Par ailleurs, le HCR Kissidougou a rapatrié, la semaine dernière, les derniers réfugiés libériens (environ 300 individus) dans leur pays d'origine, portant à plus de 16.000 le nombre de Libériens déjà rentrés.
Ces réfugiés, rapatriés volontaires, ont regagné leur pays en traversant, par des navettes effectuées dans cinq pirogues, la rivière Makona, à la frontière en la Guinée et le Liberia.
“Ils étaient au total 18.000 personnes en mars 2005. Le reste des réfugiés va être transféré à Nzérékoré (sud de la Guinée) avant le 15 septembre, car nous fermons définitivement nos bureaux (à Kissidougou ) à partir du 30 septembre”, indique Barry.
“Avant le programme d'intégration, on s'occupait de nous et on nous entourait d'attention. Depuis que nous avons accepté de rester, on ne voit plus personne, alors que nous avons toujours besoin d'aide”, déclare Sita Faya, une réfugiée sierra léonaise intégrée à Kissidougou ville. Elle vit dans une maison de trois pièces, sans son mari, avec ses sept enfants et sa mère. “On m'avait fait comprendre qu'on allait m'aider à trouver des vêtements pour mes enfants. Cette promesse n'a jamais été respectée”, dit-elle à IPS.
Cheikh Fofana, un autre réfugié sierra léonais intégré à Guéckédou, dans le sud-est du pays, affirme : “Personnellement, j'aurais aimé qu'on m'aide dans le domaine agricole. Je voudrais entretenir une plantation pour subvenir à mes besoins”.

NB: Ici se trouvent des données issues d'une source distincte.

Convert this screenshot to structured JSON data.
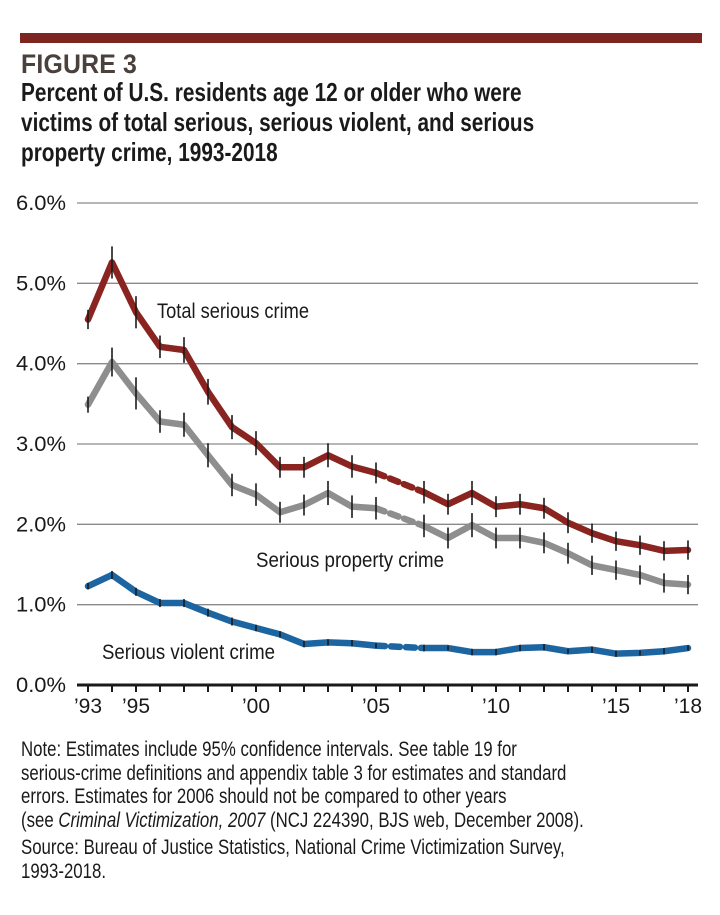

Le HCR n'a apparemment plus l'intention de leur accorder une aide supplémentaire, mais il refuse de fournir des explications sur la question, a constaté IPS sur place. “Au niveau du HCR, nous faisons vraiment de notre mieux pour faciliter la vie aux réfugiés. Mais tous ceux qui acceptent les solutions qu'on leur propose doivent quand même comprendre qu’être réfugié n'est pas une profession. Il faut nécessairement apprendre à se prendre en charge”, explique Barry.
De leur côté, les autorités guinéennes se déclarent attentives aux personnes circulant avec l'étiquette de réfugiés sans pièce d'identité puisqu’elles refusent de regagner leur pays, ni de s’insérer dans le programme d’intégration locale du HCR.

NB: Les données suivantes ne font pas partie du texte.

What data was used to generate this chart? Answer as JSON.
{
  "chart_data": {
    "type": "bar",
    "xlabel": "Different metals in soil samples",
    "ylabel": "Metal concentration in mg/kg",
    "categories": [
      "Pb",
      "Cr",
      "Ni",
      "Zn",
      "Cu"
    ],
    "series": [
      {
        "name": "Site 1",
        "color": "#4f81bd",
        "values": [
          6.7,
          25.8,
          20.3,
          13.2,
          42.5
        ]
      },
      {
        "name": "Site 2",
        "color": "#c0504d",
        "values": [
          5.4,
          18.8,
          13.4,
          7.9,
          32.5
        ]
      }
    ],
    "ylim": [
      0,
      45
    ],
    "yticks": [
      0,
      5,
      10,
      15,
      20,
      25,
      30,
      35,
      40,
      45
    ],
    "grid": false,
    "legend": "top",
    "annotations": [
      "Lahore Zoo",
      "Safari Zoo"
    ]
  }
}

“Le gouvernement prendra sûrement les décisions qui s'imposent en temps opportun”, déclare Kema Samoura, coordinateur du Bureau national de coordination des réfugiés à Kissidougou, le représentant de l'Etat.
Mais, le “HCR n'abandonne jamais un réfugié”, affirme son représentant à Kissidougou. La guerre au Liberia et en Sierra Leone a provoqué l'afflux de 600.000 réfugiés en Guinée au milieu des années 1990, dont environ deux-tiers étaient d'origine libérienne. En 2006, le HCR a recensé un peu plus de 4.100 réfugiés sierra léonais dont le maximum a été rapatrié en 2004.